Un momento di riflessione, spiritualità e sensibilizzazione sull’importanza della prevenzione nelle patologie della laringe, con un’attenzione particolare ai tumori.
In occasione della giornata di San Biagio, protettore dei malati di gola, dei laringectomizzati e degli otorinolaringoiatri, l’Ospedale Monaldi di Napoli ospiterà martedì 3 febbraio una celebrazione dedicata ai pazienti e alle loro famiglie.
L’iniziativa è stata promossa dal professor Giuseppe Tortoriello, direttore della Uoc di otorinolaringoiatria e Chirurgia cervico-facciale dell’azienda ospedaliera dei Colli e presidente eletto della Società Italiana di Otorinolaringoiatria, con l’obiettivo di richiamare l’attenzione sul valore della diagnosi precoce e dei percorsi di cura sempre più innovativi.
La santa messa si terrà alle ore 11.30 nella chiesa del Crocifisso all’interno del presidio Monaldi e vedrà la partecipazione dei direttori di Uoc di Otorinolaringoiatria (universitari e ospedalieri) oltre a rappresentanti della specialistica Orl ambulatoriali. Alla celebrazione prenderà parte anche Antonio Di Donna, vescovo di Acerra e presidente della Conferenza Episcopale Campana. «Questa celebrazione - spiega Tortoriello - è pensata innanzitutto per le persone che hanno affrontato un intervento di laringectomia e oggi comunicano grazie alle protesi fonatorie, ma anche per chi ha potuto beneficiare di tecniche chirurgiche ricostruttive avanzate che consentono di recuperare la voce pur in assenza delle corde vocali.
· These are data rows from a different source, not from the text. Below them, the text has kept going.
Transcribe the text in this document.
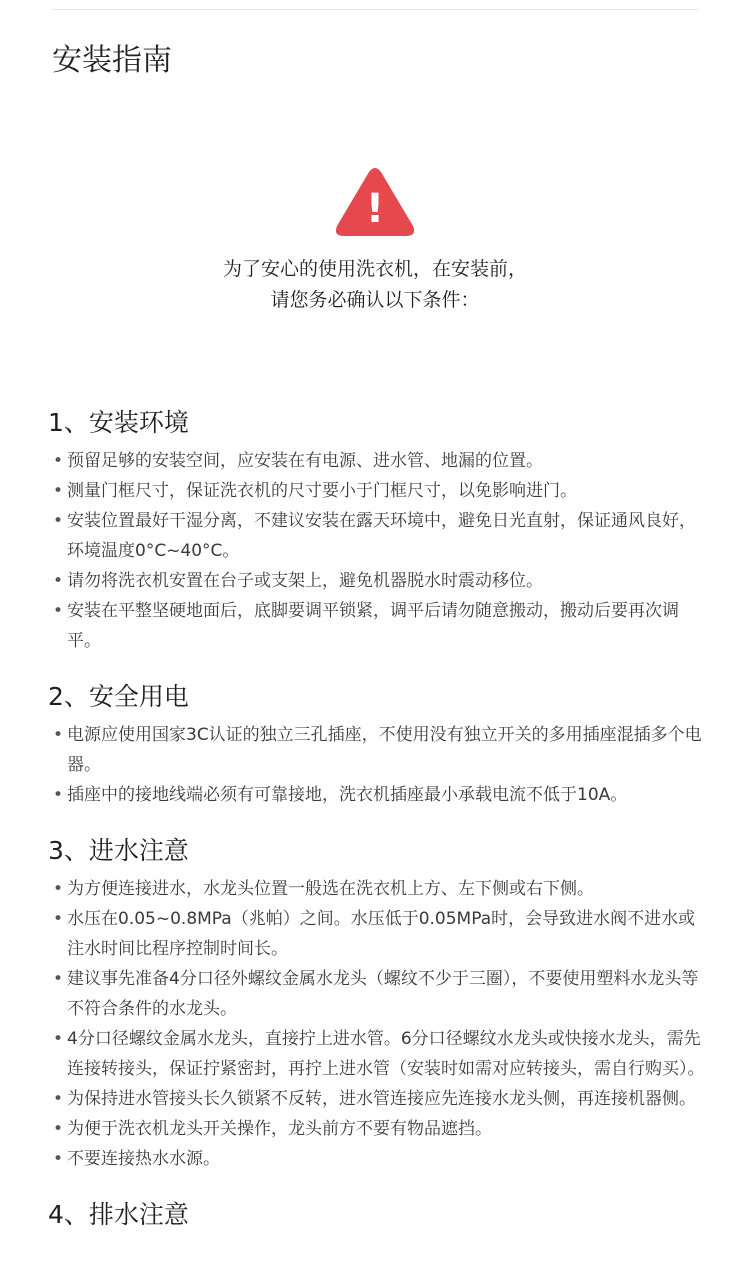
安装指南
!
为了安心的使用洗衣机，在安装前，
请您务必确认以下条件：
1、安装环境
• 预留足够的安装空间，应安装在有电源、进水管、地漏的位置。
• 测量门框尺寸，保证洗衣机的尺寸要小于门框尺寸，以免影响进门。
• 安装位置最好干湿分离，不建议安装在露天环境中，避免日光直射，保证通风良好，环境温度0°C~40°C。
• 请勿将洗衣机安置在台子或支架上，避免机器脱水时震动移位。
• 安装在平整坚硬地面后，底脚要调平锁紧，调平后请勿随意搬动，搬动后要再次调平。
2、安全用电
• 电源应使用国家3C认证的独立三孔插座，不使用没有独立开关的多用插座混插多个电器。
• 插座中的接地线端必须有可靠接地，洗衣机插座最小承载电流不低于10A。
3、进水注意
• 为方便连接进水，水龙头位置一般选在洗衣机上方、左下侧或右下侧。
• 水压在0.05~0.8MPa（兆帕）之间。水压低于0.05MPa时，会导致进水阀不进水或注水时间比程序控制时间长。
• 建议事先准备4分口径外螺纹金属水龙头（螺纹不少于三圈），不要使用塑料水龙头等不符合条件的水龙头。
• 4分口径螺纹金属水龙头，直接拧上进水管。6分口径螺纹水龙头或快接水龙头，需先连接转接头，保证拧紧密封，再拧上进水管（安装时如需对应转接头，需自行购买）。
• 为保持进水管接头长久锁紧不反转，进水管连接应先连接水龙头侧，再连接机器侧。
• 为便于洗衣机龙头开关操作，龙头前方不要有物品遮挡。
• 不要连接热水水源。
4、排水注意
È inoltre un momento di vicinanza per i pazienti trattati con approcci mini-invasivi, come la chirurgia endoscopica laser supportata da sistemi robotici.
Raccontare queste esperienze significa ribadire che la prevenzione, unita all’innovazione tecnologica e alla presa in carico multidisciplinare, può cambiare in modo concreto la qualità di vita dei pazienti». La giornata di San Biagio diventa così occasione per unire dimensione clinica e umana, riaffermando il ruolo del Monaldi come centro di riferimento nella cura delle patologie della laringe e nella promozione di una cultura della prevenzione capace di fare la differenza.
«La messa di San Biagio all’Ospedale Monaldi – dice il direttore generale Anna Iervolino - è un momento di vicinanza concreta ai pazienti laringectomizzati e alle loro famiglie, ma anche un’occasione per ribadire che umanità e innovazione devono procedere insieme: dalla presa in carico multidisciplinare alle tecnologie chirurgiche più avanzate, lavoriamo ogni giorno perché le persone non siano mai sole nel percorso di cura e perché la prevenzione diventi un gesto quotidiano, accessibile e consapevole».